Le travail de Clément Rodzielski interroge le statut des images et des objets, leurs fonctions, leurs usages et mésusages, leurs circulations. Il intervient sur différents supports avec une économie de moyens caractéristique. Il s'agit pour lui de révéler une pensée des objets et de leurs conditions, et d'y distinguer un espace singulier. L’artiste applique alors quelques coups de pinceaux parce que s'inventerait précisément ici un processus de vision. Surfaces ajoutées au monde déjà-là, ou à l'inverse, surfaces ajourées, dénudées, elles s'immiscent dans l'usage admis des objets.

Allégorie de l'abondance
De mêmes cartons peints et percés apparaissent deux fois ; là, dans l'espace de la photographie, comme accessoires, costumes, décors... pour la prise de vue ; et ici, piqués au mur, nus, originaux, dans l'espace contigu au regardeur. Les choses se dédoublent, ricochent, s'échangent d'un espace à un autre. Les peintures dans la photographie, s'arrangeant avec autres choses qu'elles-mêmes, sont agencées, mises en scène avec un corps grimé, un corps qui est à la fois le modèle (la fraise, soit le téton de l’artiste peint en noir) et la machine de production (la main de l'artiste): la peinture est ce qui sépare.

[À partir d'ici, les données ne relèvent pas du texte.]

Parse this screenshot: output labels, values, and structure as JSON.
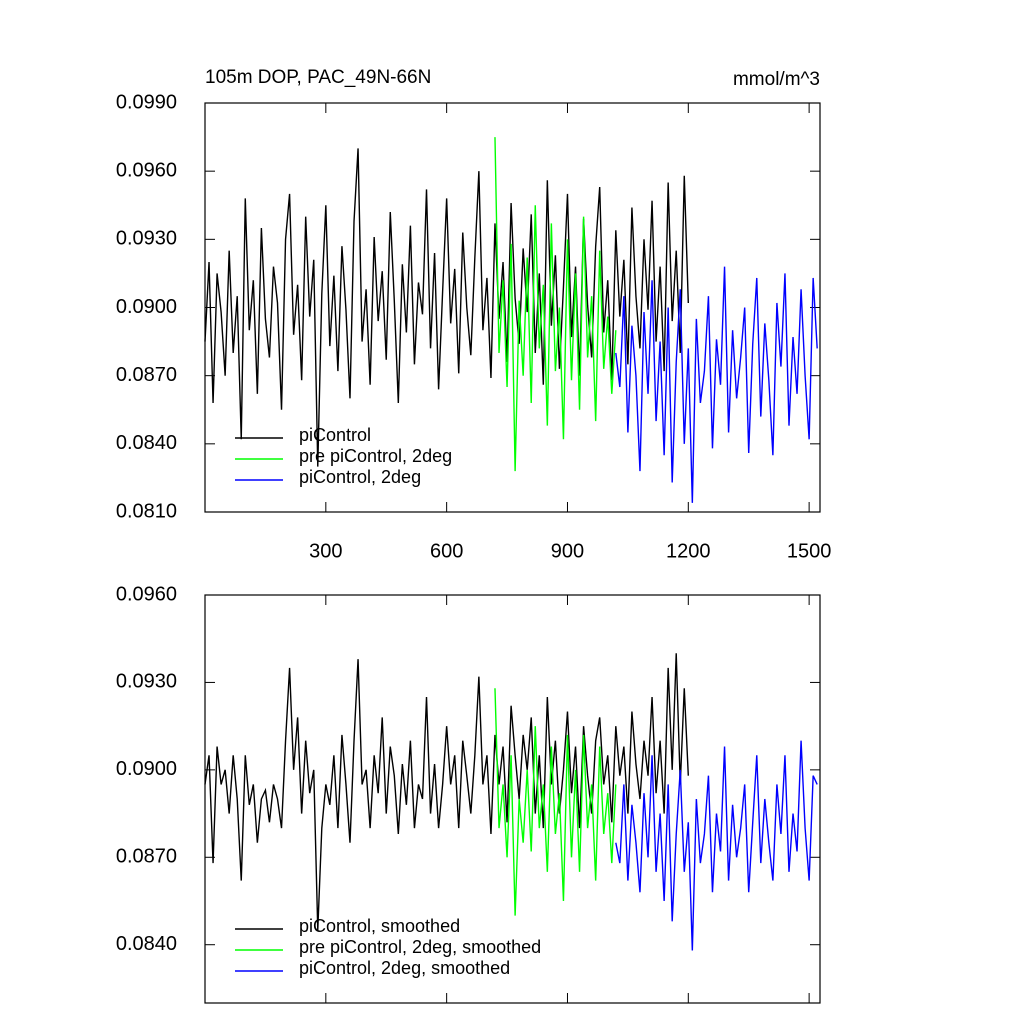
{
  "chart_data": [
    {
      "type": "line",
      "title": "105m DOP, PAC_49N-66N",
      "units": "mmol/m^3",
      "xlim": [
        0,
        1527
      ],
      "ylim": [
        0.081,
        0.099
      ],
      "xticks": [
        300,
        600,
        900,
        1200,
        1500
      ],
      "yticks": [
        {
          "value": 0.081,
          "label": "0.0810"
        },
        {
          "value": 0.084,
          "label": "0.0840"
        },
        {
          "value": 0.087,
          "label": "0.0870"
        },
        {
          "value": 0.09,
          "label": "0.0900"
        },
        {
          "value": 0.093,
          "label": "0.0930"
        },
        {
          "value": 0.096,
          "label": "0.0960"
        },
        {
          "value": 0.099,
          "label": "0.0990"
        }
      ],
      "legend": "lower left",
      "series": [
        {
          "name": "piControl",
          "color": "#000000",
          "x": [
            0,
            10,
            20,
            30,
            40,
            50,
            60,
            70,
            80,
            90,
            100,
            110,
            120,
            130,
            140,
            150,
            160,
            170,
            180,
            190,
            200,
            210,
            220,
            230,
            240,
            250,
            260,
            270,
            280,
            290,
            300,
            310,
            320,
            330,
            340,
            350,
            360,
            370,
            380,
            390,
            400,
            410,
            420,
            430,
            440,
            450,
            460,
            470,
            480,
            490,
            500,
            510,
            520,
            530,
            540,
            550,
            560,
            570,
            580,
            590,
            600,
            610,
            620,
            630,
            640,
            650,
            660,
            670,
            680,
            690,
            700,
            710,
            720,
            730,
            740,
            750,
            760,
            770,
            780,
            790,
            800,
            810,
            820,
            830,
            840,
            850,
            860,
            870,
            880,
            890,
            900,
            910,
            920,
            930,
            940,
            950,
            960,
            970,
            980,
            990,
            1000,
            1010,
            1020,
            1030,
            1040,
            1050,
            1060,
            1070,
            1080,
            1090,
            1100,
            1110,
            1120,
            1130,
            1140,
            1150,
            1160,
            1170,
            1180,
            1190,
            1200
          ],
          "values": [
            0.0885,
            0.092,
            0.0858,
            0.0915,
            0.0898,
            0.087,
            0.0925,
            0.088,
            0.0905,
            0.0842,
            0.0948,
            0.089,
            0.0912,
            0.0862,
            0.0935,
            0.0895,
            0.0878,
            0.0918,
            0.0902,
            0.0855,
            0.093,
            0.095,
            0.0888,
            0.091,
            0.0868,
            0.094,
            0.0896,
            0.0921,
            0.083,
            0.0906,
            0.0945,
            0.0883,
            0.0914,
            0.0872,
            0.0927,
            0.0899,
            0.086,
            0.0938,
            0.097,
            0.0885,
            0.0908,
            0.0866,
            0.0931,
            0.0894,
            0.0916,
            0.0877,
            0.0942,
            0.0903,
            0.0858,
            0.0919,
            0.0889,
            0.0936,
            0.0875,
            0.0911,
            0.0897,
            0.0952,
            0.0882,
            0.0924,
            0.0864,
            0.0907,
            0.0948,
            0.0893,
            0.0917,
            0.0871,
            0.0933,
            0.09,
            0.0879,
            0.0922,
            0.096,
            0.089,
            0.0913,
            0.0869,
            0.0937,
            0.0895,
            0.092,
            0.0876,
            0.0946,
            0.0904,
            0.0884,
            0.0926,
            0.0898,
            0.0941,
            0.088,
            0.0915,
            0.0866,
            0.0956,
            0.0892,
            0.0923,
            0.0873,
            0.0909,
            0.095,
            0.0887,
            0.0918,
            0.087,
            0.0939,
            0.0901,
            0.0878,
            0.0927,
            0.0953,
            0.0889,
            0.0912,
            0.0868,
            0.0934,
            0.0896,
            0.0921,
            0.0875,
            0.0944,
            0.0905,
            0.0882,
            0.093,
            0.0899,
            0.0947,
            0.0885,
            0.0918,
            0.0872,
            0.0955,
            0.0894,
            0.0925,
            0.088,
            0.0958,
            0.0902
          ]
        },
        {
          "name": "pre piControl, 2deg",
          "color": "#00ff00",
          "x": [
            720,
            730,
            740,
            750,
            760,
            770,
            780,
            790,
            800,
            810,
            820,
            830,
            840,
            850,
            860,
            870,
            880,
            890,
            900,
            910,
            920,
            930,
            940,
            950,
            960,
            970,
            980,
            990,
            1000,
            1010,
            1020
          ],
          "values": [
            0.0975,
            0.088,
            0.0912,
            0.0865,
            0.0928,
            0.0828,
            0.0903,
            0.087,
            0.0922,
            0.0858,
            0.0945,
            0.0882,
            0.091,
            0.0848,
            0.0937,
            0.0872,
            0.09,
            0.0842,
            0.093,
            0.0868,
            0.0915,
            0.0855,
            0.094,
            0.0878,
            0.0905,
            0.085,
            0.0925,
            0.0873,
            0.0896,
            0.0862,
            0.089
          ]
        },
        {
          "name": "piControl, 2deg",
          "color": "#0000ff",
          "x": [
            1020,
            1030,
            1040,
            1050,
            1060,
            1070,
            1080,
            1090,
            1100,
            1110,
            1120,
            1130,
            1140,
            1150,
            1160,
            1170,
            1180,
            1190,
            1200,
            1210,
            1220,
            1230,
            1240,
            1250,
            1260,
            1270,
            1280,
            1290,
            1300,
            1310,
            1320,
            1330,
            1340,
            1350,
            1360,
            1370,
            1380,
            1390,
            1400,
            1410,
            1420,
            1430,
            1440,
            1450,
            1460,
            1470,
            1480,
            1490,
            1500,
            1510,
            1520
          ],
          "values": [
            0.088,
            0.0865,
            0.0905,
            0.0845,
            0.0892,
            0.087,
            0.0828,
            0.0898,
            0.0862,
            0.0912,
            0.085,
            0.0885,
            0.0835,
            0.09,
            0.0823,
            0.0876,
            0.0908,
            0.084,
            0.0882,
            0.0814,
            0.0895,
            0.0858,
            0.0872,
            0.0905,
            0.0838,
            0.0886,
            0.0866,
            0.0918,
            0.0845,
            0.089,
            0.086,
            0.0878,
            0.09,
            0.0836,
            0.0884,
            0.0913,
            0.0852,
            0.0893,
            0.0868,
            0.0835,
            0.0902,
            0.0874,
            0.0915,
            0.0848,
            0.0887,
            0.0862,
            0.0908,
            0.087,
            0.0842,
            0.0913,
            0.0882
          ]
        }
      ]
    },
    {
      "type": "line",
      "xlim": [
        0,
        1527
      ],
      "ylim": [
        0.082,
        0.096
      ],
      "xticks": [
        300,
        600,
        900,
        1200,
        1500
      ],
      "yticks": [
        {
          "value": 0.084,
          "label": "0.0840"
        },
        {
          "value": 0.087,
          "label": "0.0870"
        },
        {
          "value": 0.09,
          "label": "0.0900"
        },
        {
          "value": 0.093,
          "label": "0.0930"
        },
        {
          "value": 0.096,
          "label": "0.0960"
        }
      ],
      "legend": "lower left",
      "series": [
        {
          "name": "piControl, smoothed",
          "color": "#000000",
          "x": [
            0,
            10,
            20,
            30,
            40,
            50,
            60,
            70,
            80,
            90,
            100,
            110,
            120,
            130,
            140,
            150,
            160,
            170,
            180,
            190,
            200,
            210,
            220,
            230,
            240,
            250,
            260,
            270,
            280,
            290,
            300,
            310,
            320,
            330,
            340,
            350,
            360,
            370,
            380,
            390,
            400,
            410,
            420,
            430,
            440,
            450,
            460,
            470,
            480,
            490,
            500,
            510,
            520,
            530,
            540,
            550,
            560,
            570,
            580,
            590,
            600,
            610,
            620,
            630,
            640,
            650,
            660,
            670,
            680,
            690,
            700,
            710,
            720,
            730,
            740,
            750,
            760,
            770,
            780,
            790,
            800,
            810,
            820,
            830,
            840,
            850,
            860,
            870,
            880,
            890,
            900,
            910,
            920,
            930,
            940,
            950,
            960,
            970,
            980,
            990,
            1000,
            1010,
            1020,
            1030,
            1040,
            1050,
            1060,
            1070,
            1080,
            1090,
            1100,
            1110,
            1120,
            1130,
            1140,
            1150,
            1160,
            1170,
            1180,
            1190,
            1200
          ],
          "values": [
            0.0895,
            0.0905,
            0.0868,
            0.0908,
            0.0895,
            0.09,
            0.0885,
            0.0905,
            0.089,
            0.0862,
            0.0905,
            0.0888,
            0.0895,
            0.0875,
            0.089,
            0.0893,
            0.0882,
            0.0895,
            0.089,
            0.088,
            0.091,
            0.0935,
            0.09,
            0.0918,
            0.0885,
            0.091,
            0.0892,
            0.09,
            0.0845,
            0.088,
            0.0895,
            0.0888,
            0.0905,
            0.088,
            0.0912,
            0.0895,
            0.0875,
            0.091,
            0.0938,
            0.0895,
            0.09,
            0.088,
            0.0905,
            0.0892,
            0.0918,
            0.0885,
            0.0908,
            0.0898,
            0.0878,
            0.0902,
            0.0888,
            0.091,
            0.088,
            0.0895,
            0.089,
            0.0925,
            0.0885,
            0.0902,
            0.088,
            0.0895,
            0.0915,
            0.0895,
            0.0905,
            0.088,
            0.091,
            0.0898,
            0.0885,
            0.0905,
            0.0932,
            0.0895,
            0.0905,
            0.0878,
            0.0912,
            0.0895,
            0.0908,
            0.0882,
            0.0922,
            0.0905,
            0.089,
            0.0912,
            0.09,
            0.0918,
            0.0885,
            0.0905,
            0.088,
            0.0925,
            0.0895,
            0.091,
            0.0885,
            0.09,
            0.092,
            0.0892,
            0.0908,
            0.088,
            0.0915,
            0.0898,
            0.0885,
            0.091,
            0.0918,
            0.0895,
            0.0905,
            0.0882,
            0.0915,
            0.0898,
            0.0908,
            0.0885,
            0.092,
            0.0902,
            0.089,
            0.091,
            0.0898,
            0.0925,
            0.0892,
            0.091,
            0.0885,
            0.0935,
            0.09,
            0.094,
            0.0895,
            0.0928,
            0.0898
          ]
        },
        {
          "name": "pre piControl, 2deg, smoothed",
          "color": "#00ff00",
          "x": [
            720,
            730,
            740,
            750,
            760,
            770,
            780,
            790,
            800,
            810,
            820,
            830,
            840,
            850,
            860,
            870,
            880,
            890,
            900,
            910,
            920,
            930,
            940,
            950,
            960,
            970,
            980,
            990,
            1000,
            1010,
            1020
          ],
          "values": [
            0.0928,
            0.088,
            0.0895,
            0.087,
            0.0905,
            0.085,
            0.089,
            0.0875,
            0.09,
            0.0872,
            0.0915,
            0.088,
            0.0895,
            0.0865,
            0.0908,
            0.0878,
            0.0892,
            0.0855,
            0.0912,
            0.087,
            0.09,
            0.0865,
            0.0912,
            0.088,
            0.0895,
            0.0862,
            0.0908,
            0.0878,
            0.0892,
            0.0868,
            0.0895
          ]
        },
        {
          "name": "piControl, 2deg, smoothed",
          "color": "#0000ff",
          "x": [
            1020,
            1030,
            1040,
            1050,
            1060,
            1070,
            1080,
            1090,
            1100,
            1110,
            1120,
            1130,
            1140,
            1150,
            1160,
            1170,
            1180,
            1190,
            1200,
            1210,
            1220,
            1230,
            1240,
            1250,
            1260,
            1270,
            1280,
            1290,
            1300,
            1310,
            1320,
            1330,
            1340,
            1350,
            1360,
            1370,
            1380,
            1390,
            1400,
            1410,
            1420,
            1430,
            1440,
            1450,
            1460,
            1470,
            1480,
            1490,
            1500,
            1510,
            1520
          ],
          "values": [
            0.0875,
            0.0868,
            0.0895,
            0.0862,
            0.0888,
            0.0875,
            0.0858,
            0.0892,
            0.087,
            0.0905,
            0.0865,
            0.0885,
            0.0855,
            0.0895,
            0.0848,
            0.0878,
            0.09,
            0.0865,
            0.0882,
            0.0838,
            0.089,
            0.0868,
            0.0878,
            0.0898,
            0.0858,
            0.0885,
            0.0872,
            0.0908,
            0.0862,
            0.0888,
            0.087,
            0.088,
            0.0895,
            0.0858,
            0.0882,
            0.0905,
            0.0868,
            0.089,
            0.0875,
            0.0862,
            0.0895,
            0.0878,
            0.0905,
            0.0865,
            0.0885,
            0.0872,
            0.091,
            0.088,
            0.0862,
            0.0898,
            0.0895
          ]
        }
      ]
    }
  ]
}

Du plafond tombent des sculptures, scanners réduits à peu. Seuls sont conservés les mousses blanches de fond du capot et les fils électriques de l’appareil. L'ordinaire indifférence des fonds des documents numérisés acquiert ici - baignés dans la couleur, dansants - une souveraineté nouvelle.

Dans l'espace attenant, cinq plaques d'aluminium anodisé prolongent une série exposée à la galerie en 2012. Face à soi, des objets laissés en suspens. Hormis quelques bribes, le film protecteur est retiré de moitié ; s'y substitue une maigre peinture, le bas de la plaque conservant sa destination potentielle.

Enfin, des petites peintures sur adhésif transparent sont présentées de l'une à l'autre des salles. Des éléments sont relevés du sol et concèdent à l'artiste une grille incertaine, à partir de laquelle affleure la couleur. L'image est à terre, le sol mis debout, la peinture envisagée comme une réalité augmentée.